I probably picked the wrong formulas or made some bad assumptions.
I need to find the most simplified formula for t
Picture with initial state
Your equation is correct, the time where the objects collide is the smallest solution of the equation. Unless this is a special case, that equation can't be simplified any better since if you're able to solve this, you would also be able to find the smallest root of those not very special polynomials. Also, the equation can be derived more neatly if you choose an object as frame of reference.

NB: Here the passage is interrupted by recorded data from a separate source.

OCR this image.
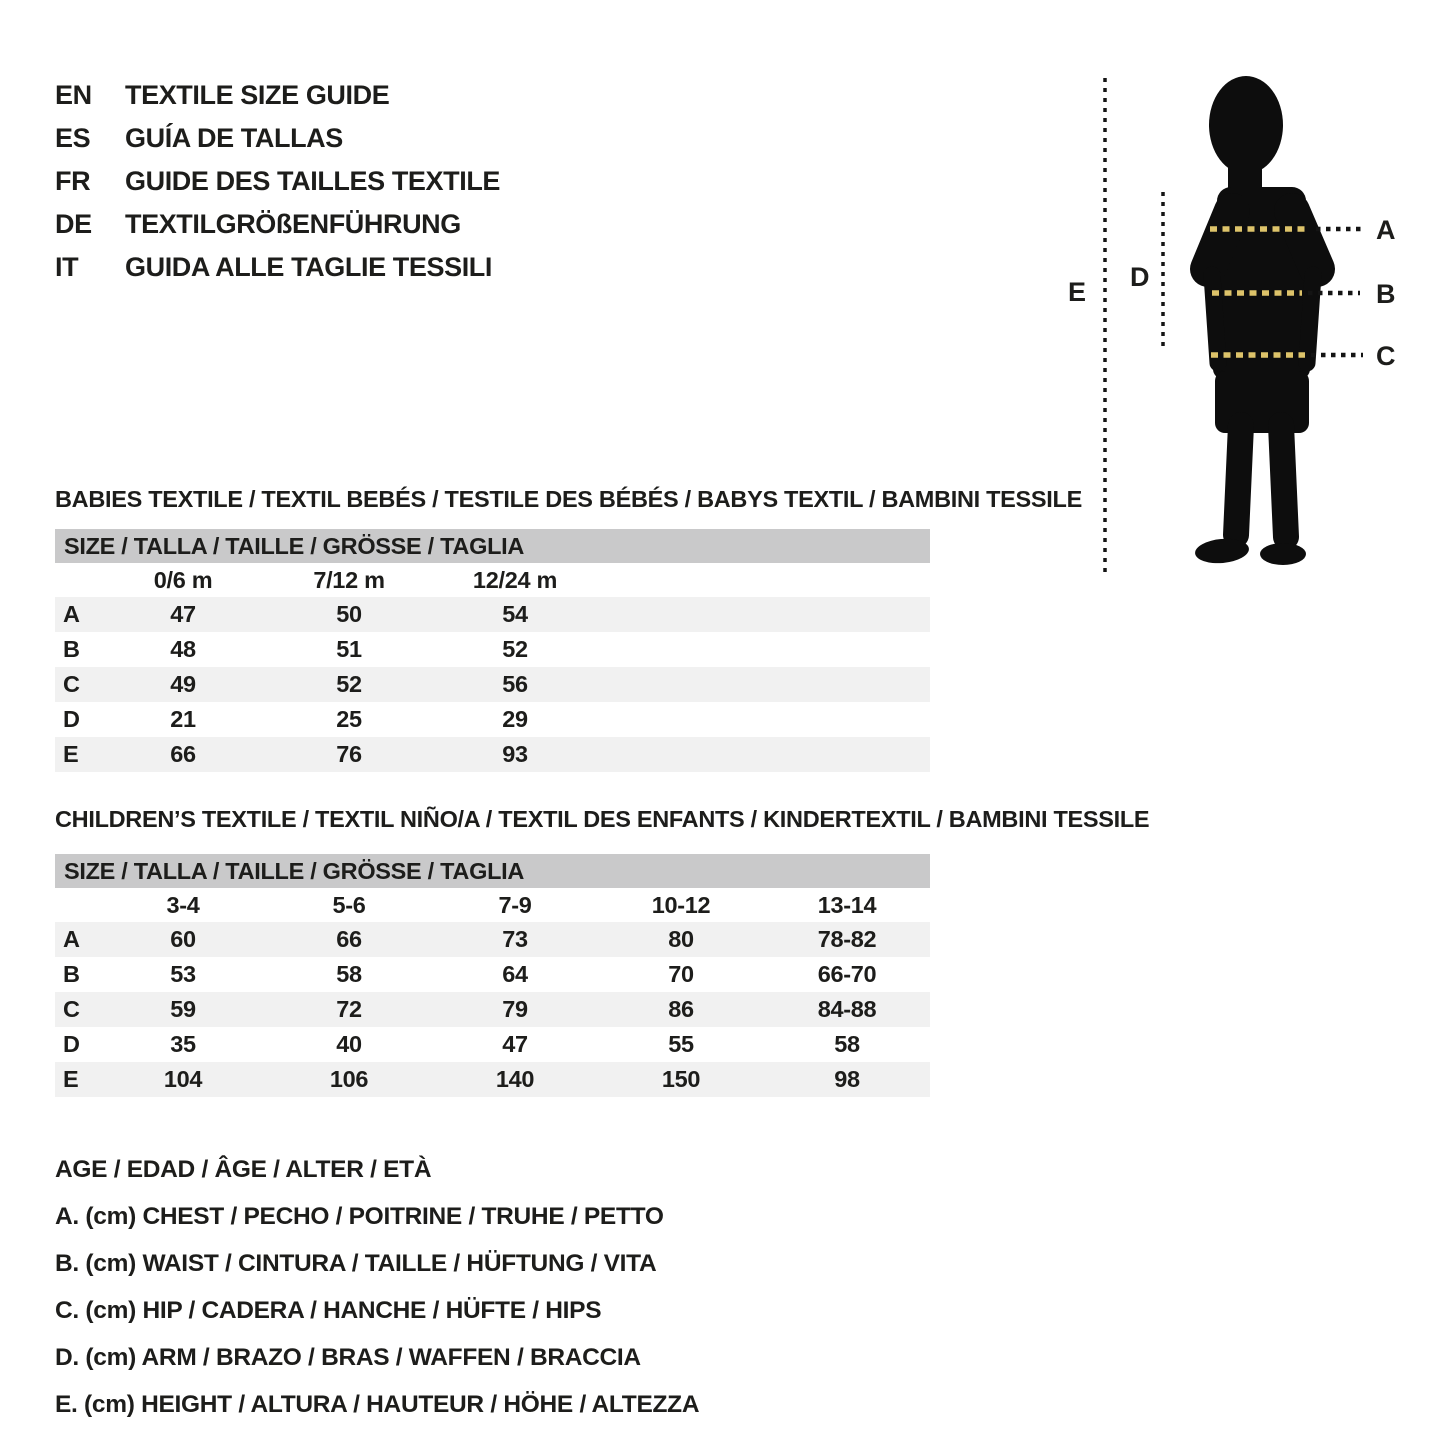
EN	TEXTILE SIZE GUIDE
ES	GUÍA DE TALLAS
FR	GUIDE DES TAILLES TEXTILE
DE	TEXTILGRÖßENFÜHRUNG
IT	GUIDA ALLE TAGLIE TESSILI
A
B
C
D
E
BABIES TEXTILE / TEXTIL BEBÉS / TESTILE DES BÉBÉS / BABYS TEXTIL / BAMBINI TESSILE
SIZE / TALLA / TAILLE / GRÖSSE / TAGLIA
0/6 m	7/12 m	12/24 m
A	47	50	54
B	48	51	52
C	49	52	56
D	21	25	29
E	66	76	93
CHILDREN’S TEXTILE / TEXTIL NIÑO/A / TEXTIL DES ENFANTS / KINDERTEXTIL / BAMBINI TESSILE
SIZE / TALLA / TAILLE / GRÖSSE / TAGLIA
3-4	5-6	7-9	10-12	13-14
A	60	66	73	80	78-82
B	53	58	64	70	66-70
C	59	72	79	86	84-88
D	35	40	47	55	58
E	104	106	140	150	98
AGE / EDAD / ÂGE / ALTER / ETÀ
A. (cm) CHEST / PECHO / POITRINE / TRUHE / PETTO
B. (cm) WAIST / CINTURA / TAILLE / HÜFTUNG / VITA
C. (cm) HIP / CADERA / HANCHE / HÜFTE / HIPS
D. (cm) ARM / BRAZO / BRAS / WAFFEN / BRACCIA
E. (cm) HEIGHT / ALTURA / HAUTEUR / HÖHE / ALTEZZA
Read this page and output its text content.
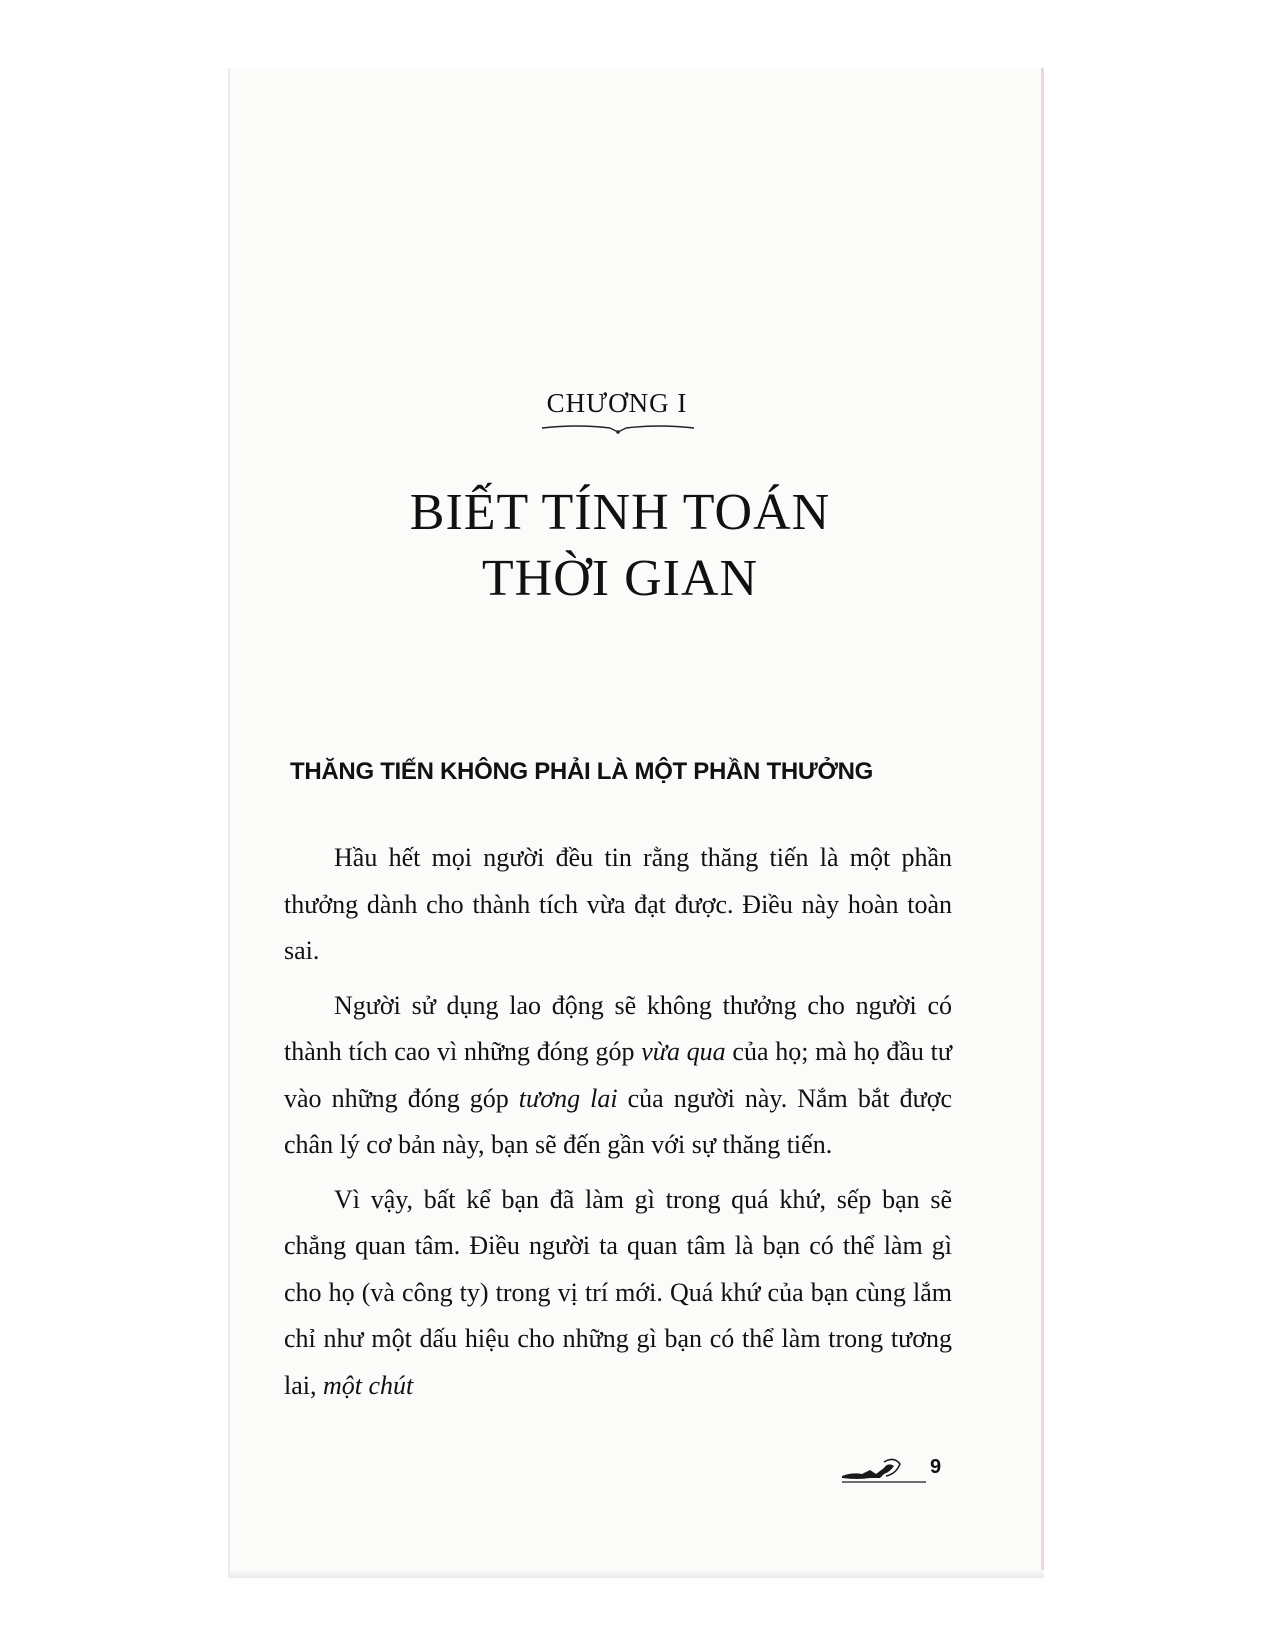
CHƯƠNG I
BIẾT TÍNH TOÁN
THỜI GIAN
THĂNG TIẾN KHÔNG PHẢI LÀ MỘT PHẦN THƯỞNG

Hầu hết mọi người đều tin rằng thăng tiến là một phần thưởng dành cho thành tích vừa đạt được. Điều này hoàn toàn sai.

Người sử dụng lao động sẽ không thưởng cho người có thành tích cao vì những đóng góp vừa qua của họ; mà họ đầu tư vào những đóng góp tương lai của người này. Nắm bắt được chân lý cơ bản này, bạn sẽ đến gần với sự thăng tiến.

Vì vậy, bất kể bạn đã làm gì trong quá khứ, sếp bạn sẽ chẳng quan tâm. Điều người ta quan tâm là bạn có thể làm gì cho họ (và công ty) trong vị trí mới. Quá khứ của bạn cùng lắm chỉ như một dấu hiệu cho những gì bạn có thể làm trong tương lai, một chút

9
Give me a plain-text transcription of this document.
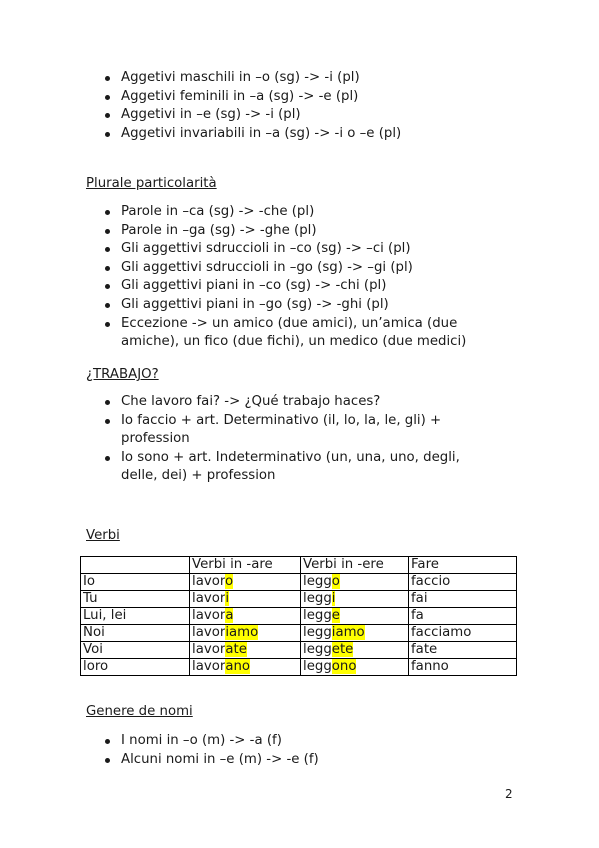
Aggetivi maschili in –o (sg) -> -i (pl)
Aggetivi feminili in –a (sg) -> -e (pl)
Aggetivi in –e (sg) -> -i (pl)
Aggetivi invariabili in –a (sg) -> -i o –e (pl)
Plurale particolarità
Parole in –ca (sg) -> -che (pl)
Parole in –ga (sg) -> -ghe (pl)
Gli aggettivi sdruccioli in –co (sg) -> –ci (pl)
Gli aggettivi sdruccioli in –go (sg) -> –gi (pl)
Gli aggettivi piani in –co (sg) -> -chi (pl)
Gli aggettivi piani in –go (sg) -> -ghi (pl)
Eccezione -> un amico (due amici), un’amica (due amiche), un fico (due fichi), un medico (due medici)
¿TRABAJO?
Che lavoro fai? -> ¿Qué trabajo haces?
Io faccio + art. Determinativo (il, lo, la, le, gli) + profession
Io sono + art. Indeterminativo (un, una, uno, degli, delle, dei) + profession
Verbi
	Verbi in -are	Verbi in -ere	Fare
Io	lavoro	leggo	faccio
Tu	lavori	leggi	fai
Lui, lei	lavora	legge	fa
Noi	lavoriamo	leggiamo	facciamo
Voi	lavorate	leggete	fate
loro	lavorano	leggono	fanno
Genere de nomi
I nomi in –o (m) -> -a (f)
Alcuni nomi in –e (m) -> -e (f)
2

If you think about it, a 4th degree polynomial is not unexpected because of the functions that describe the position of the objects doesn't just stop after they collide. According to the function, they would just pass through each other and "touch" again while moving away. Due to negative acceleration, they would go backward and possibly "touch" two more times.